Zeichnung mit Arbeitern am Fließband in einer Fabrik

Frau Dr. Umbach, Sie untersuchen, wie Beschäftigte in Unternehmen mit Digitalisierungsprozessen umgehen. Wie gehen Sie vor?

Dr. Susanne Umbach: Wenn man sich damit beschäftigt, wie Digitalisierungsprozesse die Arbeit, also Arbeitsplätze und Arbeitshandlungen verändern, muss man die Leute vor Ort fragen. In unserem Projekt Kompetenz 4.0 haben wir ein- bis eineinhalb stündige Experteninterviews in sechs großen Unternehmen  aus Handel und Logistik geführt. Wir haben sie zu ihren Arbeitstätigkeiten befragt, und dazu, wie sie zukünftige Entwicklungen einschätzen. Insgesamt waren das über 53 Interviews, 35 davon mit Beschäftigten und 18 mit Experten aus Geschäftsleitung, Betriebsrat und Weiterbildung.

Dabei haben wir uns nicht auf die ziemlich komplexe Definition von Industrie 4.0 fokussiert, sondern den Begriff der Digitalisierung relativ weit gefasst und uns an dem orientiert, was von Unternehmen und Beschäftigten mehrheitlich als solche benannt wird: Der verstärkte Einsatz von Computern, Scannern und anderen digitalen Arbeitsmitteln und die Arbeit mit großen Datenbanken. Bei einem der Betriebe, mit denen wir zusammengearbeitet haben, wurde zum Beispiel die Auftragsvergabe digitalisiert, die bis dahin ausschließlich in Papierform abgewickelt wurde. Seit der Umstellung erhalten die Beschäftigten alle ihre Aufträge über das Smartphone. Das war etwas ganz Neues, über das noch vier Monate nach der Einführung im Betrieb viel gesprochen wurde.

Wie gehen Beschäftigte mit solchen Veränderungen um?

Dr. Susanne Umbach: Unser Augenmerk liegt auf Beschäftigten, die am Ende der digitalen Nahrungskette sitzen, also eher ausführende Funktionen wahrnehmen; die sind relativ gelassen und nehmen die Veränderungen einfach wahr als neue Anforderungen, die an sie gestellt werden. Allerdings beschreiben sie, dass ihnen nicht viel Zeit bleibt, um sich in Neues einzuarbeiten und passende Fortbildungen oft zu spät angeboten werden. Daher spielt hier der kollegiale Austausch eine wichtige Rolle: Eine hat was herausgefunden oder etwas gelernt und gibt es an Kollegen weiter. Man unterstützt sich also gegenseitig. Dazu kommt, dass digitale Anwendungen zunehmend einfach zu bedienen sind, man dazu also kein detailliertes technisches Verständnis benötigt. Wichtig ist das Wissen, welche Rolle man im Gesamtprozess spielt – zu wissen, wer vor mir dran ist, wer nach mir, und welche Auswirkungen Fehler haben.

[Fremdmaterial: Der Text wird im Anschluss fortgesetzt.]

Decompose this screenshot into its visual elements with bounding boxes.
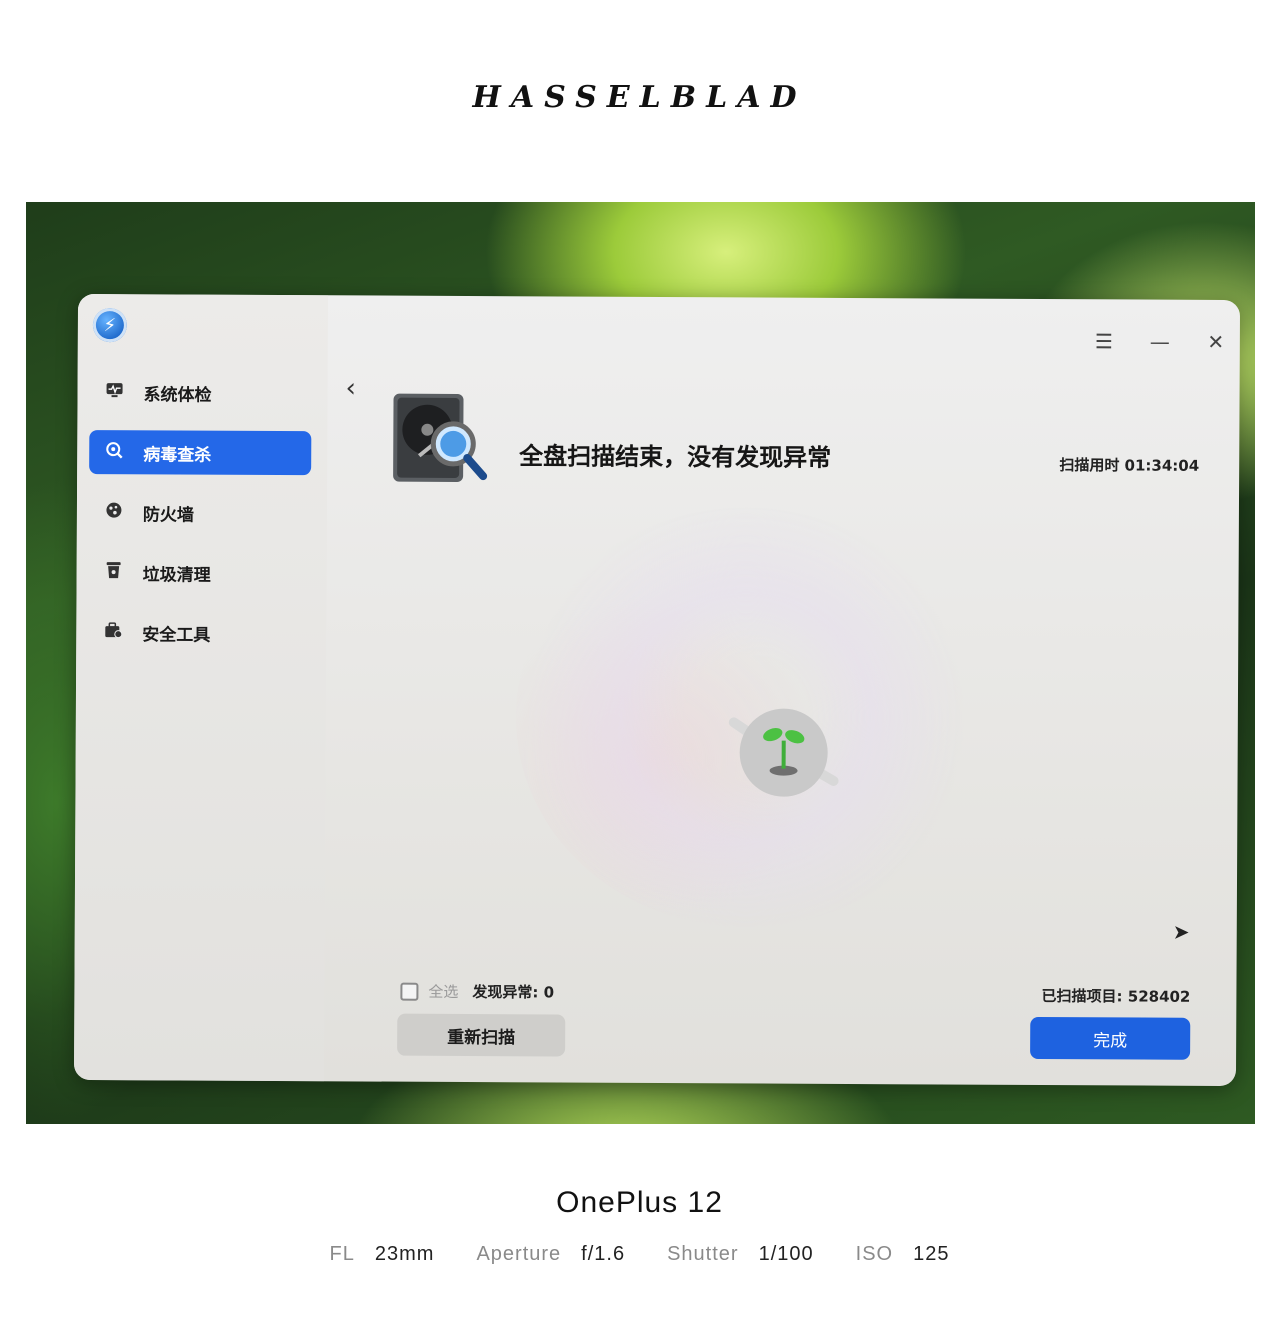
sidebar-item-junk-clean[interactable]: 垃圾清理 [88,550,310,595]
exif-key: Aperture [476,1243,562,1265]
select-all-label: 全选 [428,982,459,1001]
sidebar-item-firewall[interactable]: 防火墙 [89,490,311,535]
toolbox-icon [102,622,124,642]
scan-duration: 扫描用时 01:34:04 [1059,456,1200,475]
exif-key: Shutter [667,1243,739,1265]
exif-value: 23mm [374,1243,435,1265]
minimize-icon[interactable]: — [1148,330,1172,354]
select-row: 全选 发现异常: 0 [400,981,554,1003]
security-app-window: ⚡ 系统体检 病毒查杀 防火墙 垃圾清理 安全工具 ☰ — ✕ ‹ 全盘扫描结束… [73,293,1241,1087]
sidebar-item-label: 病毒查杀 [143,444,212,466]
menu-icon[interactable]: ☰ [1092,329,1116,353]
select-all-checkbox[interactable] [400,982,419,1001]
exif-info: FL 23mm Aperture f/1.6 Shutter 1/100 ISO… [0,1243,1279,1266]
virus-scan-icon [103,441,125,463]
photo: ⚡ 系统体检 病毒查杀 防火墙 垃圾清理 安全工具 ☰ — ✕ ‹ 全盘扫描结束… [26,202,1255,1124]
close-icon[interactable]: ✕ [1204,330,1228,354]
exif-value: 125 [913,1243,950,1265]
firewall-icon [103,501,125,523]
sidebar-item-label: 安全工具 [142,624,211,646]
exif-key: FL [329,1243,355,1265]
exif-value: f/1.6 [581,1243,626,1265]
exif-value: 1/100 [758,1243,814,1265]
done-button[interactable]: 完成 [1030,1016,1191,1060]
sidebar-item-label: 防火墙 [142,504,194,526]
hard-disk-scan-icon [389,390,490,491]
sidebar-item-system-check[interactable]: 系统体检 [89,370,311,415]
anomaly-count: 发现异常: 0 [472,983,555,1002]
mouse-pointer-icon: ➤ [1172,919,1190,944]
sidebar-item-virus-scan[interactable]: 病毒查杀 [89,430,312,476]
sidebar-item-security-tools[interactable]: 安全工具 [88,610,310,655]
back-arrow-icon[interactable]: ‹ [345,373,356,403]
app-shield-logo-icon: ⚡ [92,308,127,343]
sidebar-item-label: 系统体检 [143,384,212,406]
device-name: OnePlus 12 [556,1186,723,1219]
hasselblad-logo: HASSELBLAD [472,80,807,115]
scanned-items-count: 已扫描项目: 528402 [1041,987,1191,1006]
sidebar: ⚡ 系统体检 病毒查杀 防火墙 垃圾清理 安全工具 [73,293,329,1082]
trash-bin-icon [103,561,125,583]
sprout-icon [723,692,844,813]
sidebar-item-label: 垃圾清理 [142,564,211,586]
scan-result-headline: 全盘扫描结束，没有发现异常 [519,442,832,472]
monitor-pulse-icon [103,382,125,402]
rescan-button[interactable]: 重新扫描 [397,1013,566,1057]
exif-key: ISO [855,1243,894,1265]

Wie sieht es auf Seiten der Unternehmensführung aus?

Dr. Susanne Umbach: Für Unternehmensvertreter ist Digitalisierung etwas, wo man mitgehen muss.  Und sie stellen fest, wie wichtig es ist, dass die Beschäftigten gut geschult sind, denn es kommt immer wieder zu unvorhergesehenen Zwischenfällen, die nur mit Erfahrung und Wissen zu beheben sind. Wie Weiterbildung genau dies vermitteln kann, ist nicht immer ganz einfach zu beantworten. Grundsätzlich scheint es zwei Unternehmensstrategien zu geben: Die einen versuchen bei technischen Neueinführungen ihre Leute durch Schulungen stets auf dem neuesten Stand zu halten. Andere Unternehmen wollen eher die Interaktions- und Kommunikationsfähigkeit unterstützen, weil sie merken, dass auch bei digitalisierten Arbeitsplätzen das Miteinander unter den Kollegen sehr wichtig ist.

Bieten Digitalisierungsprozesse einem eigentlich auch Chancen, seine beruflichen Kompetenzen zu erweitern?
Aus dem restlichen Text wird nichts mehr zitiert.